That is, the present invention relates to a method for preparing a precursor solution by dissolving a conductive polymer, such as polythiophene (for example, P3HT) in a volatile quaternary solvent (for example, chloroform) Aging at a low temperature of 0 DEG C or below for a predetermined time before coating (for example, spin-casting) allows the polythiophene molecules to form well-aligned crystals in the solution. As a result, excellent molecular crystallinity, molecular ordering, and high crystallinity can be achieved even under the conditions of rapid solvent evaporation for forming a thin film. In addition, excellent electrical characteristics can be imparted to field-effect transistors (FETs) manufactured using such a thin film.

The a) step is a step of completely dissolving the polythiophene such as poly (3-hexylthiophene) (P3HT) in a positive solvent such as chloroform (CHCl ₃ ) to form a coating and a conductive polymer Thereby preparing a precursor solution for forming a thin film.

In this step, the dissolution of the polythiophenes can be carried out at room temperature (RT). At room temperature the polythiophene (P3HT) molecules are fully solvated in chloroform and take the form of a random coil.

In the step b), the precursor solution is cooled to a low temperature of 0 to -10 ° C and aged for 60 to 240 seconds before the precursor solution is formed into a thin film. So as to have an improved arrangement of polymer crystals.

As described above, at room temperature, P3HT molecules are fully solvated in chloroform to form a random coil. However, cooling this solution makes chloroform difficult to solvate the P3HT molecules and thus favor the formation of ordered P3HT aggregates, resulting in a higher crystallinity molecular arrangement in the P3HT thin film produced from the solution It gives. That is, by cooling the solution, the P3HT array structure equilibrium is shifted from the random coil to the more aligned aggregate, which can further improve the electrical characteristics of the thin film. This low temperature state also minimizes adverse contact between poorly soluble P3HT and chloroform, and maximizes the favorable pi-pi stacking interaction in solution.

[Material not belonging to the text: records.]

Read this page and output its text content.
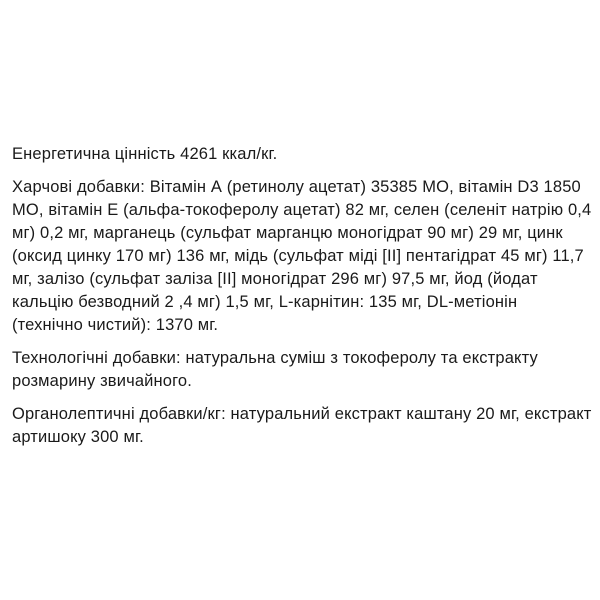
Енергетична цінність 4261 ккал/кг.

Харчові добавки: Вітамін А (ретинолу ацетат) 35385 МО, вітамін D3 1850 МО, вітамін Е (альфа-токоферолу ацетат) 82 мг, селен (селеніт натрію 0,4 мг) 0,2 мг, марганець (сульфат марганцю моногідрат 90 мг) 29 мг, цинк (оксид цинку 170 мг) 136 мг, мідь (сульфат міді [II] пентагідрат 45 мг) 11,7 мг, залізо (сульфат заліза [II] моногідрат 296 мг) 97,5 мг, йод (йодат кальцію безводний 2 ,4 мг) 1,5 мг, L-карнітин: 135 мг, DL-метіонін (технічно чистий): 1370 мг.

Технологічні добавки: натуральна суміш з токоферолу та екстракту розмарину звичайного.

Органолептичні добавки/кг: натуральний екстракт каштану 20 мг, екстракт артишоку 300 мг.
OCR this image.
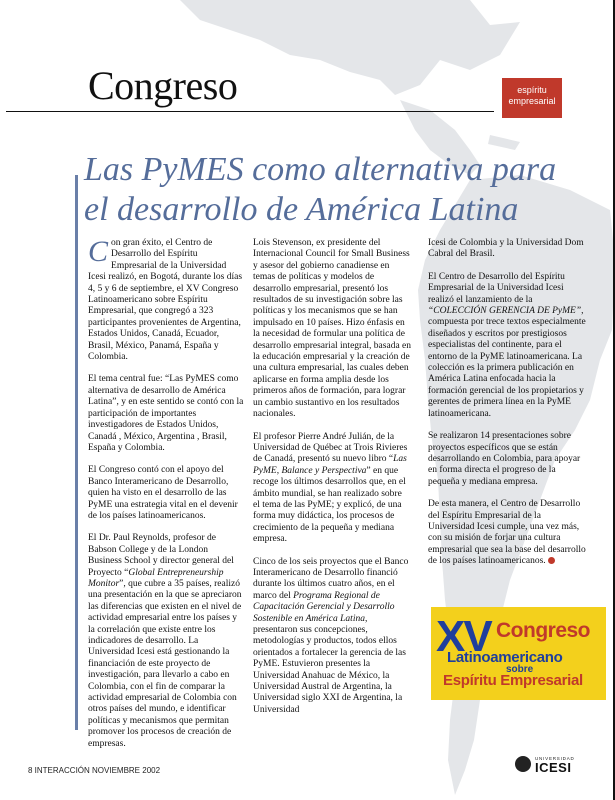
Congreso	espíritu
empresarial
Las PyMES como alternativa para
el desarrollo de América Latina

Con gran éxito, el Centro de Desarrollo del Espíritu Empresarial de la Universidad Icesi realizó, en Bogotá, durante los días 4, 5 y 6 de septiembre, el XV Congreso Latinoamericano sobre Espíritu Empresarial, que congregó a 323 participantes provenientes de Argentina, Estados Unidos, Canadá, Ecuador, Brasil, México, Panamá, España y Colombia.

El tema central fue: “Las PyMES como alternativa de desarrollo de América Latina”, y en este sentido se contó con la participación de importantes investigadores de Estados Unidos, Canadá , México, Argentina , Brasil, España y Colombia.

El Congreso contó con el apoyo del Banco Interamericano de Desarrollo, quien ha visto en el desarrollo de las PyME una estrategia vital en el devenir de los países latinoamericanos.

El Dr. Paul Reynolds, profesor de Babson College y de la London Business School y director general del Proyecto “Global Entrepreneurship Monitor”, que cubre a 35 países, realizó una presentación en la que se apreciaron las diferencias que existen en el nivel de actividad empresarial entre los países y la correlación que existe entre los indicadores de desarrollo. La Universidad Icesi está gestionando la financiación de este proyecto de investigación, para llevarlo a cabo en Colombia, con el fin de comparar la actividad empresarial de Colombia con otros países del mundo, e identificar políticas y mecanismos que permitan promover los procesos de creación de empresas.

Lois Stevenson, ex presidente del Internacional Council for Small Business y asesor del gobierno canadiense en temas de políticas y modelos de desarrollo empresarial, presentó los resultados de su investigación sobre las políticas y los mecanismos que se han impulsado en 10 países. Hizo énfasis en la necesidad de formular una política de desarrollo empresarial integral, basada en la educación empresarial y la creación de una cultura empresarial, las cuales deben aplicarse en forma amplia desde los primeros años de formación, para lograr un cambio sustantivo en los resultados nacionales.

El profesor Pierre André Julián, de la Universidad de Québec at Trois Rivieres de Canadá, presentó su nuevo libro “Las PyME, Balance y Perspectiva” en que recoge los últimos desarrollos que, en el ámbito mundial, se han realizado sobre el tema de las PyME; y explicó, de una forma muy didáctica, los procesos de crecimiento de la pequeña y mediana empresa.

Cinco de los seis proyectos que el Banco Interamericano de Desarrollo financió durante los últimos cuatro años, en el marco del Programa Regional de Capacitación Gerencial y Desarrollo Sostenible en América Latina, presentaron sus concepciones, metodologías y productos, todos ellos orientados a fortalecer la gerencia de las PyME. Estuvieron presentes la Universidad Anahuac de México, la Universidad Austral de Argentina, la Universidad siglo XXI de Argentina, la Universidad

Icesi de Colombia y la Universidad Dom Cabral del Brasil.

El Centro de Desarrollo del Espíritu Empresarial de la Universidad Icesi realizó el lanzamiento de la “COLECCIÓN GERENCIA DE PyME”, compuesta por trece textos especialmente diseñados y escritos por prestigiosos especialistas del continente, para el entorno de la PyME latinoamericana. La colección es la primera publicación en América Latina enfocada hacia la formación gerencial de los propietarios y gerentes de primera línea en la PyME latinoamericana.

Se realizaron 14 presentaciones sobre proyectos específicos que se están desarrollando en Colombia, para apoyar en forma directa el progreso de la pequeña y mediana empresa.

De esta manera, el Centro de Desarrollo del Espíritu Empresarial de la Universidad Icesi cumple, una vez más, con su misión de forjar una cultura empresarial que sea la base del desarrollo de los países latinoamericanos.

XV Congreso
Latinoamericano
sobre
Espíritu Empresarial
8 INTERACCIÓN NOVIEMBRE 2002
UNIVERSIDAD
ICESI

In this step, the precursor solution is cooled to a temperature range of 0 to -10 DEG C and aged for 60 to 240 seconds. When the cooling temperature is less than -10 ° C or the aging time exceeds 240 seconds, the solubility of the solution is excessively reduced, causing gelation and viscosity increase unexpectedly. Thus, a uniform thin film is produced through spin coating or the like If the cooling temperature exceeds 0 ° C or the aging time is less than 60 seconds, the effect of improving the molecular crystallinity through low-temperature aging pursued by the present invention may be insignificant.

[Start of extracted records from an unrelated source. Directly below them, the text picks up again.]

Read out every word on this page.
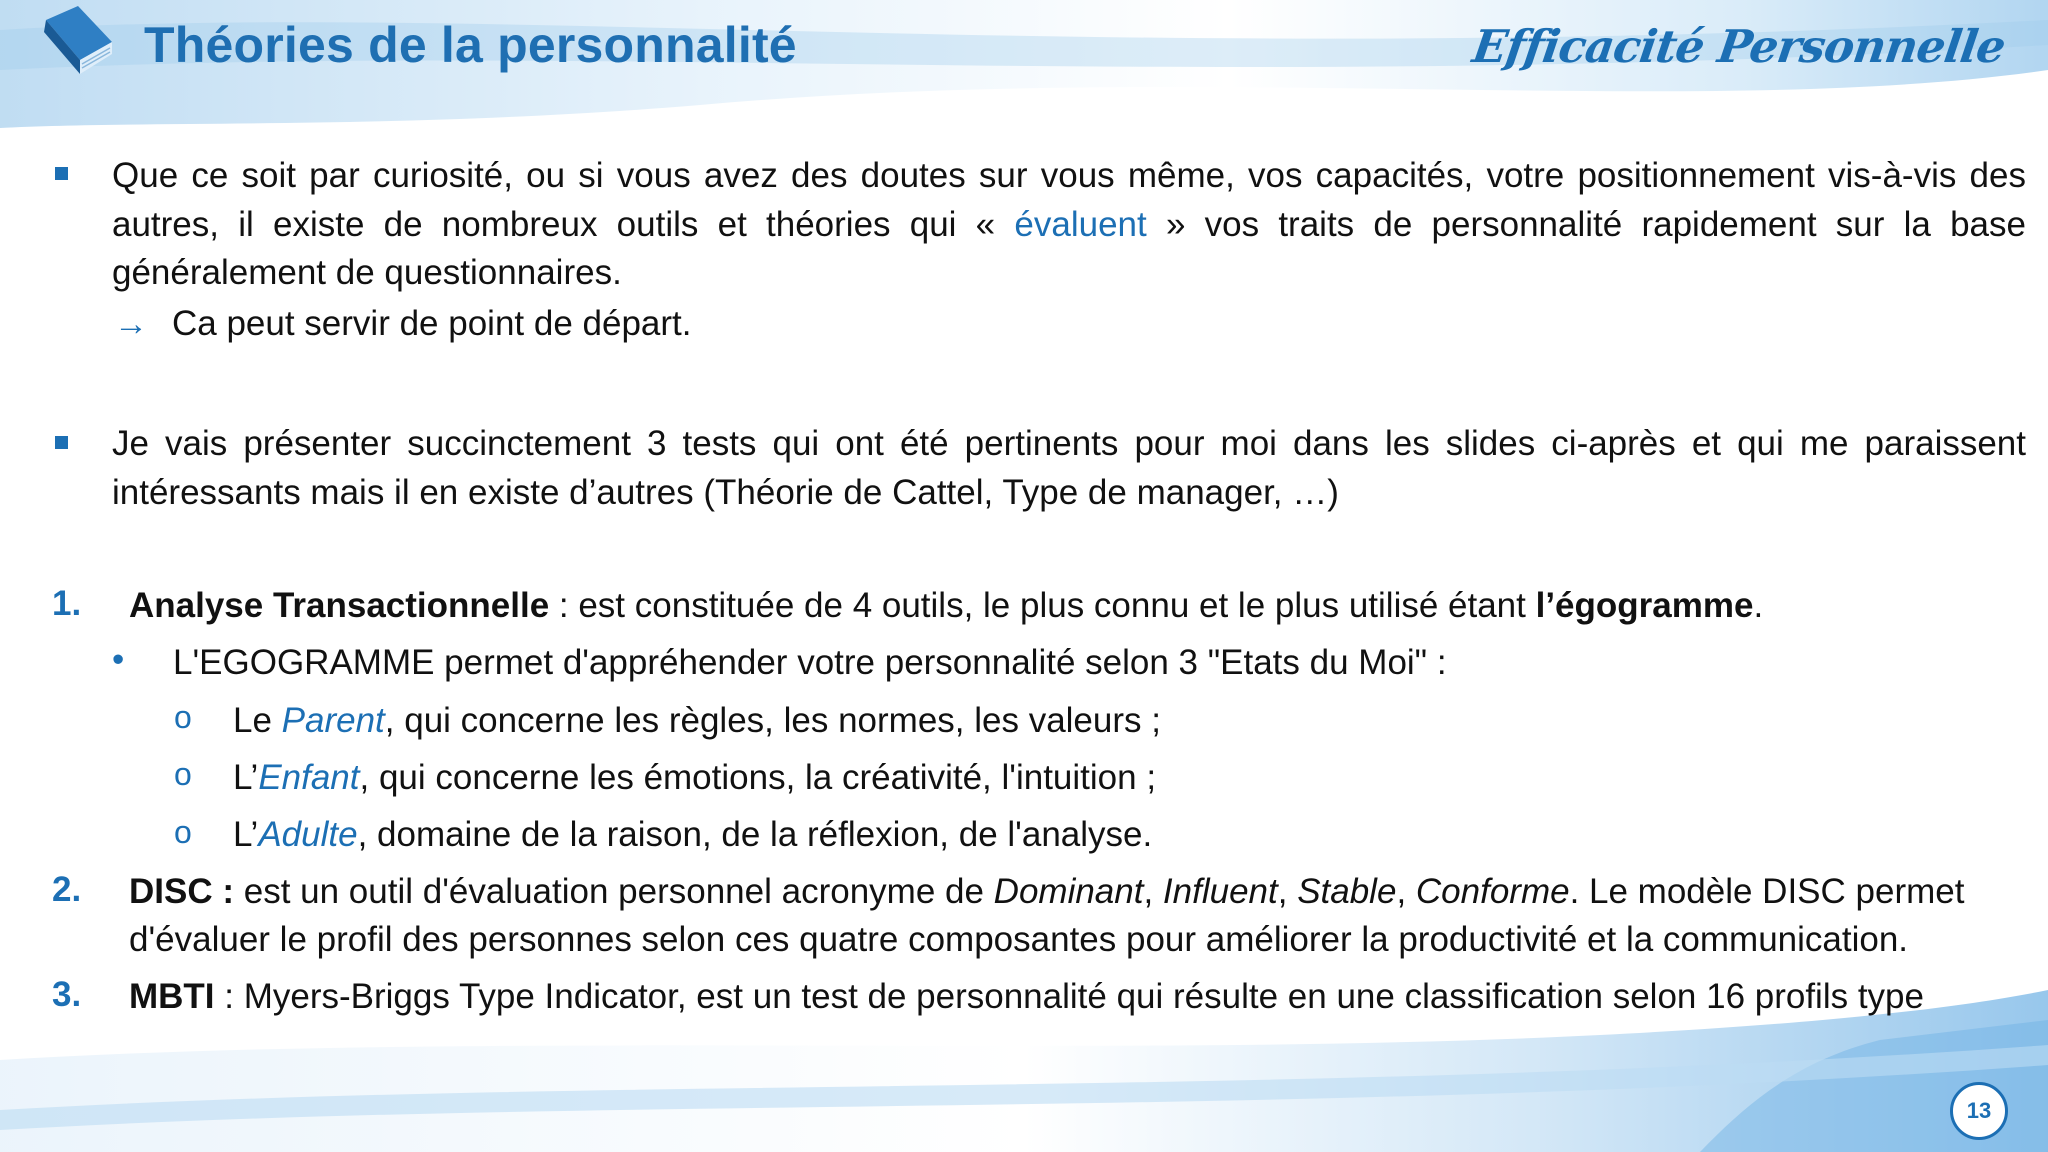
Théories de la personnalité	Efficacité Personnelle
Que ce soit par curiosité, ou si vous avez des doutes sur vous même, vos capacités, votre positionnement vis-à-vis des autres, il existe de nombreux outils et théories qui « évaluent » vos traits de personnalité rapidement sur la base généralement de questionnaires.
→ Ca peut servir de point de départ.
Je vais présenter succinctement 3 tests qui ont été pertinents pour moi dans les slides ci-après et qui me paraissent intéressants mais il en existe d’autres (Théorie de Cattel, Type de manager, …)
1. Analyse Transactionnelle : est constituée de 4 outils, le plus connu et le plus utilisé étant l’égogramme.
• L'EGOGRAMME permet d'appréhender votre personnalité selon 3 "Etats du Moi" :
o Le Parent, qui concerne les règles, les normes, les valeurs ;
o L’Enfant, qui concerne les émotions, la créativité, l'intuition ;
o L’Adulte, domaine de la raison, de la réflexion, de l'analyse.
2. DISC : est un outil d'évaluation personnel acronyme de Dominant, Influent, Stable, Conforme. Le modèle DISC permet
d'évaluer le profil des personnes selon ces quatre composantes pour améliorer la productivité et la communication.
3. MBTI : Myers-Briggs Type Indicator, est un test de personnalité qui résulte en une classification selon 16 profils type
13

In one preferred embodiment, this step may be cooling the precursor solution to 0 占 폚 and aging for 240 seconds, or cooling the precursor solution to 0 to -10 占 폚 and aging for 120 seconds.

The step c) is a step of forming a polythiophene thin film by simply coating the low temperature aged precursor solution on a substrate (for example, a dielectric substrate) by a method such as spin coating.

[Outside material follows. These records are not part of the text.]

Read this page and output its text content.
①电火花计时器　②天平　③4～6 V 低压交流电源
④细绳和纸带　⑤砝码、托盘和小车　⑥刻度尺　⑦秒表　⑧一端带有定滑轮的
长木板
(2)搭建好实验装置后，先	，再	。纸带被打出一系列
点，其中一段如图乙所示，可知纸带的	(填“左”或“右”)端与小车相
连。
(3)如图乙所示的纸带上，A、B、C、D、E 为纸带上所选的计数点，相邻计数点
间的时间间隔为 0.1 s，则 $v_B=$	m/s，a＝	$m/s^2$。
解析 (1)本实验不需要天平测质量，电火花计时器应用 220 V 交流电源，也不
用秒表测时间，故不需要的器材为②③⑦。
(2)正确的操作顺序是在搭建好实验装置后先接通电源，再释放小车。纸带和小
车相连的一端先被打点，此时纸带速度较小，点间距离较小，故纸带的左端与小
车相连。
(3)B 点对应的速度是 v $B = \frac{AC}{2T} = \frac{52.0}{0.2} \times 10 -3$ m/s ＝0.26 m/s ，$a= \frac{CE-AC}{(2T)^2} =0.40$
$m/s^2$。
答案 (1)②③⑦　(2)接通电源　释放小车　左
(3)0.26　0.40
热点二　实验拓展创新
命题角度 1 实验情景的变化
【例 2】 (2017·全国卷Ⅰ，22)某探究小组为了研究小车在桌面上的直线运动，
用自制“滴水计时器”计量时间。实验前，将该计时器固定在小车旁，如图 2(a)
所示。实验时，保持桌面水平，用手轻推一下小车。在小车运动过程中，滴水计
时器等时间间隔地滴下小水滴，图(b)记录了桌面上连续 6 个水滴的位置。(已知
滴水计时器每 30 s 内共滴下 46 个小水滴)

In the present invention, the low molecular weight aging treatment in step (b) above realizes a form in which the molecular arrangement is already improved in the solution state before the thin film formation. Specifically, according to the present invention, the temperature-dependent self-organization of a polythiophene structure dissolved in a positive solvent can be optimized to prevent the formation of a polythiophene thin film having a low crystallinity, A thin film having a highly crystallized structure can be formed through a spin coating process. In addition, the method of the present invention is very efficient since it does not need to apply a conventional post-treatment process such as thermal or solvent annealing.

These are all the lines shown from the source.